There’s still time to nominate local icons for Best of D.C.
When I moved to D.C., I was pleased to find a “local” paper. The big newspapers are not always geared to the local residents. But what is the Washington City Paper’s problem? You have in the past months really turned your guns not on the wrongs of the city, but on the people who are trying to correct those wrongs. You are seeking out people who are fighting for their community and belittling them for it.
Has the City Paper gotten into bed with the city government? You say, “As a D.C. taxpayer and eventual patron of the new Columbia Heights development, though, Guyot has as much right to spout off on the dispute as anyone else” (Loose Lips, 1/21). You failed to point out that in the same radio show that Guyot spoke on, a person who lives in Columbia Heights said, “I am tired of radical outsiders making decisions for my community.”
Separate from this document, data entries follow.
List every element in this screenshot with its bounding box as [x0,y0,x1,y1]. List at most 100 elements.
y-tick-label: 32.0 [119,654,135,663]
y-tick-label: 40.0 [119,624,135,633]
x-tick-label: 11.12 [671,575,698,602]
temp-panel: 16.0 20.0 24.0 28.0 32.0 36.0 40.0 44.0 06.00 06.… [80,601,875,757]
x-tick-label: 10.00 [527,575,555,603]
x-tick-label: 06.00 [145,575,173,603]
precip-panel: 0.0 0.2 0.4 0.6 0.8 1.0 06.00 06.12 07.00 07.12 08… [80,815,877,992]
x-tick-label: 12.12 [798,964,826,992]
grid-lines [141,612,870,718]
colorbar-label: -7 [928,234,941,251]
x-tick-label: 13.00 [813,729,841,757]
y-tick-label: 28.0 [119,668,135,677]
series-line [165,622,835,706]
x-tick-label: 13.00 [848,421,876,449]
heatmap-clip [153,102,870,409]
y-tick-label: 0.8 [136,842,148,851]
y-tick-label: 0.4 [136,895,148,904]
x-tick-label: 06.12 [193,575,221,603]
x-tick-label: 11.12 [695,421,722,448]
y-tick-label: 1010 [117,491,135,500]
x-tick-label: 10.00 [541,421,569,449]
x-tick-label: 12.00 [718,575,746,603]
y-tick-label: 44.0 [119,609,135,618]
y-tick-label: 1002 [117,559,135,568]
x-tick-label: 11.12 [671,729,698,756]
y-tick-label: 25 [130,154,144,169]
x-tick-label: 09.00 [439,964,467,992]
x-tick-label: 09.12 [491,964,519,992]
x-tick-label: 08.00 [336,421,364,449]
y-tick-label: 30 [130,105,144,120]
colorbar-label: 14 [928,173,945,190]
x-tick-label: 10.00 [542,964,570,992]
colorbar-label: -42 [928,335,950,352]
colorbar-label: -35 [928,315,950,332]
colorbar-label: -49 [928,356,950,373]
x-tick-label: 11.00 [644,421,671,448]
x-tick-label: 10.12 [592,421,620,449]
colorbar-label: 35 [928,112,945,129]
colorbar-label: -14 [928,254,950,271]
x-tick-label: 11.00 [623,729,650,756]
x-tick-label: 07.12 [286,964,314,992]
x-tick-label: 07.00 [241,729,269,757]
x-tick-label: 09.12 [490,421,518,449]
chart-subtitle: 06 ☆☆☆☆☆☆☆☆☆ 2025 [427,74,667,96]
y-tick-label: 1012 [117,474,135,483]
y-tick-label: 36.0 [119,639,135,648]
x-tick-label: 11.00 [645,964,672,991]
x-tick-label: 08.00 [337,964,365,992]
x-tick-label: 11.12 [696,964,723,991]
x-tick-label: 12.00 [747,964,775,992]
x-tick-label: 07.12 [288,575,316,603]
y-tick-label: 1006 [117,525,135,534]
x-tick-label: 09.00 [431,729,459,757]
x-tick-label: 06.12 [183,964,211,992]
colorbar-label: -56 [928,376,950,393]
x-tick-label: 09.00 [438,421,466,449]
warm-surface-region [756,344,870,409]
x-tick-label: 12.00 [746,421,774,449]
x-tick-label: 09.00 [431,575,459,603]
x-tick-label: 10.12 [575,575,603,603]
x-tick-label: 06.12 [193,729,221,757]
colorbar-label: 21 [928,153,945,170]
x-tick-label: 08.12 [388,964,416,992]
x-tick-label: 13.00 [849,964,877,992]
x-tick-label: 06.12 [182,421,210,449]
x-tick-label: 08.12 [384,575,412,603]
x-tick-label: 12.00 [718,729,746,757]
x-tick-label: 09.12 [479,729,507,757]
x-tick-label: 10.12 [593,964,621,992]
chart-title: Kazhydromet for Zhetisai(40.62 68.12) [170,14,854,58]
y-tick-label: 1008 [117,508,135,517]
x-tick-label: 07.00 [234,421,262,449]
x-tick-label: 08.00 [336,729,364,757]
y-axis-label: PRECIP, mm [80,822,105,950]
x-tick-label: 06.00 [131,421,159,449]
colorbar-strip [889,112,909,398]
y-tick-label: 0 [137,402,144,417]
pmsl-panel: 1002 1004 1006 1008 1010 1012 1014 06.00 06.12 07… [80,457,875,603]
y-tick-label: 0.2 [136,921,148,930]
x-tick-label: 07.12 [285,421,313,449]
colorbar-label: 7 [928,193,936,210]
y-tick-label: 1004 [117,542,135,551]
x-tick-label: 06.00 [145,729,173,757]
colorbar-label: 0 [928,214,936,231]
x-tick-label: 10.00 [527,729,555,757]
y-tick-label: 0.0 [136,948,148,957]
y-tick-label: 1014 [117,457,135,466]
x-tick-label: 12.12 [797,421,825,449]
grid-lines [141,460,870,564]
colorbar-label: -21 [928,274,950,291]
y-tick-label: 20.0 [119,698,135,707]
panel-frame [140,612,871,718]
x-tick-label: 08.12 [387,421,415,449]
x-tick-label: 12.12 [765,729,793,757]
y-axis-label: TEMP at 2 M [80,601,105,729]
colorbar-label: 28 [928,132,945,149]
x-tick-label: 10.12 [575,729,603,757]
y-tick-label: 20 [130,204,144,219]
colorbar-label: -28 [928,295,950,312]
Well, City Paper, I technically live in Columbia Heights—as a matter of fact, I live in the heart of Columbia Heights, only a block and a half from the current development issue. I do own my home and therefore am a taxpayer. Are you saying I do not have a right to voice my opinion—or is it just that when I do, you’ll attempt to belittle me for it? What I find to be even worse is that you are not telling the real story: that very few people who “technically” live in Columbia Heights are in support of the current development; that the only ones who have come out in support from Columbia Heights have been appointed to the Development Corporation of Columbia Heights board (the only entity in the “community” that’s going to make any money from this); that at the mayor’s “mediation,” called to find a solution to the Redevelopment Land Agency problem, only one person who “technically” lives in Columbia Heights was at the table in support of the RLA (Mack James just got an appointment to DCCH’s board), while opponents of the plans were all residents of Columbia Heights.
Local papers have always been very good at giving the community a voice, but not here in Washington, D.C. We have a local paper whose job is to crush the very thing that made this country great: people willing to stand up and say, “This is wrong!”